The government led by Rishi Sunak will introduce a complete legislation to parliament in order to overturn the supreme court’s prohibition on deporting asylum seekers to Rwanda. This move is expected to spark a conflict with Members of Parliament and members of the House of Lords, and it also raises uncertainty about the planned commencement of deportation flights by spring.
The legislation is expected to be released in two weeks, following the autumn statement next week. It will be considered primary law, which requires it to go through the standard process in both the House of Commons and the House of Lords, according to a statement from Downing Street.
“We aim to complete this task expeditiously,” stated a spokesperson for Sunak, also mentioning that the pace will be influenced by other parties and the Commons speaker, Lindsay Hoyle. “We plan to communicate with all members of the house during this process.”
On Wednesday, during a press conference following the supreme court’s unanimous ruling against the plan, Sunak proposed the idea of emergency legislation to declare Rwanda as a safe destination for asylum seekers to be transported to by flights. He stated that if enacted, this legislation would allow for flights to commence in the spring, although he did not make any guarantees.
Although laws have been known to be passed in a single day, emergency legislation does not have any special privileges and requires support from all parties, which is unlikely to happen in this situation.
According to a spokesperson, Sunak will encourage members of Parliament and the House of Lords to support the law as it aligns with the desires of voters.
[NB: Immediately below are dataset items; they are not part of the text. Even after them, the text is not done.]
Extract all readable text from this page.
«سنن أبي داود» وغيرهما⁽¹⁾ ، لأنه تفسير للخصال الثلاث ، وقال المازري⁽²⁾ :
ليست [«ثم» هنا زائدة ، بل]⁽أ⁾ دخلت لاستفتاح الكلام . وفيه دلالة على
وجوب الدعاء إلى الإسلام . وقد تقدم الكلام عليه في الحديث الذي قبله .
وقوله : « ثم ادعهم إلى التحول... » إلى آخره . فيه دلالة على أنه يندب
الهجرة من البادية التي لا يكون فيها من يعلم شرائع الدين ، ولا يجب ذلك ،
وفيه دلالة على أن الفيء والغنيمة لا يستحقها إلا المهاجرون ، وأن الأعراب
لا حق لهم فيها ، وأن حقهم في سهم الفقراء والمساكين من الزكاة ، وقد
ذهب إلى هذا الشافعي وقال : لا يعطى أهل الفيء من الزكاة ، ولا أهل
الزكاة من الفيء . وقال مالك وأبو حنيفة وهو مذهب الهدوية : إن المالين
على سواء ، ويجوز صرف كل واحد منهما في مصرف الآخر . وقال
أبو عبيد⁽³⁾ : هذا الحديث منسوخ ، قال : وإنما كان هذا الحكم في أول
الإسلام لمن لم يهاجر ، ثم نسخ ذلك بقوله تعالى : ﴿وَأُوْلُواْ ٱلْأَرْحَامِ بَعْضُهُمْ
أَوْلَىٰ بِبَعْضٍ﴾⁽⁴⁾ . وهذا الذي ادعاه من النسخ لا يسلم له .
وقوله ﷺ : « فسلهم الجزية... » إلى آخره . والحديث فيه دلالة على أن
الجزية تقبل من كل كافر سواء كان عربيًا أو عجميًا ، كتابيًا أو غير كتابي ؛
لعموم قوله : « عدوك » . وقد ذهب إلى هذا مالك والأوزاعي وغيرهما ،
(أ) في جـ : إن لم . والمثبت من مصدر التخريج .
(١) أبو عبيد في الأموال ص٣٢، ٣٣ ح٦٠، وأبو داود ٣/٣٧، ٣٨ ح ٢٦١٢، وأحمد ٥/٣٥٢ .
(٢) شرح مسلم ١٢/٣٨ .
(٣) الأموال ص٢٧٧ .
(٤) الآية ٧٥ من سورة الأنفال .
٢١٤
The government believes that this action is in line with the wishes of the public, and they are confident that parliament will also recognize this. However, they will have the opportunity to examine the specifics of the law.
When questioned about what proof the government could provide to demonstrate that the public desires the flights to proceed, he stated: “I believe that the Rwanda migration partnership is still a goal that the public expects us to fulfill.”
The recent court decision was a major setback for Sunak’s efforts to prevent asylum seekers from arriving in the UK through unofficial means, specifically by crossing the Channel in small boats. The plan involves the belief that people will be deterred from making the crossing if they know they will be deported and unable to return to the UK.
The panel of five judges stated that there was proof that asylum seekers may be at risk of “refoulement,” meaning they could be returned to their home countries where they may encounter harm, even if they have a valid claim for asylum.
Sunak has additionally revealed a proposal to implement a comprehensive agreement with Rwanda regarding their treatment of incoming individuals. It may be released as soon as the following week. However, this is not a speedy procedure as there is a minimum wait time of 21 days of the Commons being in session before treaties can be officially approved.
The spokesperson for Sunak stated that, despite this, the government believes that using both legislation and the treaty is the quickest way to resume flights by preventing potential legal challenges.
The government believes that the bill would put an end to widespread legal challenges, such as judicial reviews. However, it is uncertain if individuals facing deportation would still be able to take legal action in court.
A representative for Sunak stated that they were confident in No 10’s ability to resolve the supreme court’s worries regarding the well-being of asylum seekers in Rwanda. They explained that significant efforts have been made in the past few months to address the court’s concerns, such as enhancing the standards of asylum decision-making and implementing stronger judicial supervision of the process.
“We believe that our extensive preparation for this potential outcome will address the concerns raised by the court. It is clear that the court’s perspective was based on a situation that occurred 15 months ago.”
Sunak still faces a considerable political danger as he is under immense pressure from the conservative wing to initiate deportations. Despite this, the prime minister’s indirect threats about potential involvement of the European court of human rights have caused concern among moderate Conservative MPs.
The spokesperson for Sunak stated that any actions taken by foreign courts would prompt the government to reconsider its international relationships, not only with the Strasbourg court but also with the UN refugee convention. No additional information was provided.